Search code examples
pythonclassificationtext-classificationnaivebayesmulticlass-classification

Is there a fast way to train many models at the same time?


I want to train a 2-way classifier, that is, assume I have 4 classes that I want to classify a text to. I don't want to group all the training data in one training set and the labels then would be 4 labels. Rather, I want to make a binary labels. For example, I have to first make 4 copies of the dataset, and then, I make label A and the rest Not A, and then the second dataset would be B and Not B and so on..

After that, I have to make 4 models(naive bayes for example) and train every dataset I made. What I want is a method to do all of that without all of this work. Is that possible?


Solution

  • Yes, this strategy where separate binary classifiers are fit for each of multiple classes present in a single dataset is called "one versus all" or "one versus rest". Some sklearn models come with this available as a parameter, such as logistic regression where you can set the multi_class parameter to 'ovr' for one v. rest.

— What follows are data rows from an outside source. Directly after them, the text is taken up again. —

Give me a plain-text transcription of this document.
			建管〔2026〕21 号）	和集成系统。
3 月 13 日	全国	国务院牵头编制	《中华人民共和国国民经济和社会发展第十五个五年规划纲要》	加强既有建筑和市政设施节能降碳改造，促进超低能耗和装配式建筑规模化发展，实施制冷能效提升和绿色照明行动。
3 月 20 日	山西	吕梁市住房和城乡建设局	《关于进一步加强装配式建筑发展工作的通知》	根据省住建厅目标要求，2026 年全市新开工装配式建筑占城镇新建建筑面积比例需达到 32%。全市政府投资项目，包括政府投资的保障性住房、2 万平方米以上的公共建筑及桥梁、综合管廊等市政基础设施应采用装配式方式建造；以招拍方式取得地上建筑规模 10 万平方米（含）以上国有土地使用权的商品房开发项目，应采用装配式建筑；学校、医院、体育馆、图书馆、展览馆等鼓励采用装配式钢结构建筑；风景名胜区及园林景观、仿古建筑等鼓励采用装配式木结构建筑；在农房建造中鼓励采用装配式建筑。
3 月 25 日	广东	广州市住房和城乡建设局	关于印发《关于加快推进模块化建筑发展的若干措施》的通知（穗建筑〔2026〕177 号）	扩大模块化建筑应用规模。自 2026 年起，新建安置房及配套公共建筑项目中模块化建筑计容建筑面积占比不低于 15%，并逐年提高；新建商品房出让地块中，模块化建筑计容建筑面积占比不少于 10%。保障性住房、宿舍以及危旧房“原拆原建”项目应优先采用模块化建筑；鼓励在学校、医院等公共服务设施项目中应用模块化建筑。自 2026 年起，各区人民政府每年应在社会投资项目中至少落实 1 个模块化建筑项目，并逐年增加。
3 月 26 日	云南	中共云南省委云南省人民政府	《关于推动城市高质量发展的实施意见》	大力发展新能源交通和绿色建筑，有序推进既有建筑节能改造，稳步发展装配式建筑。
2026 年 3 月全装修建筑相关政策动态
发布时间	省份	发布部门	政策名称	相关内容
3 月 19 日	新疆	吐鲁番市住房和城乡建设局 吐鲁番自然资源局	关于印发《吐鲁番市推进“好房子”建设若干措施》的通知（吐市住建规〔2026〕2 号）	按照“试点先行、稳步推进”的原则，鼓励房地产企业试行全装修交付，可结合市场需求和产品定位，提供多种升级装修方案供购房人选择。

    There's a nice sklearn object that makes it easy for other algorithms called OneVersusRestClassifier. For your naive bayes example, it's as easy as:

    from sklearn.multiclass import OneVsRestClassifier
    from sklearn.naive_bayes import GaussianNB
    
    clf = OneVsRestClassifier(GaussianNB())
    

    Then you can use your classifier as normal from there, e.g. clf.fit(X,y)

    (Interestingly, a one versus all naive bayes model is not simply equivalent to multinomial naive bayes when there are three or more classes, as I had initially assumed. There's a short example here which demonstrates this.)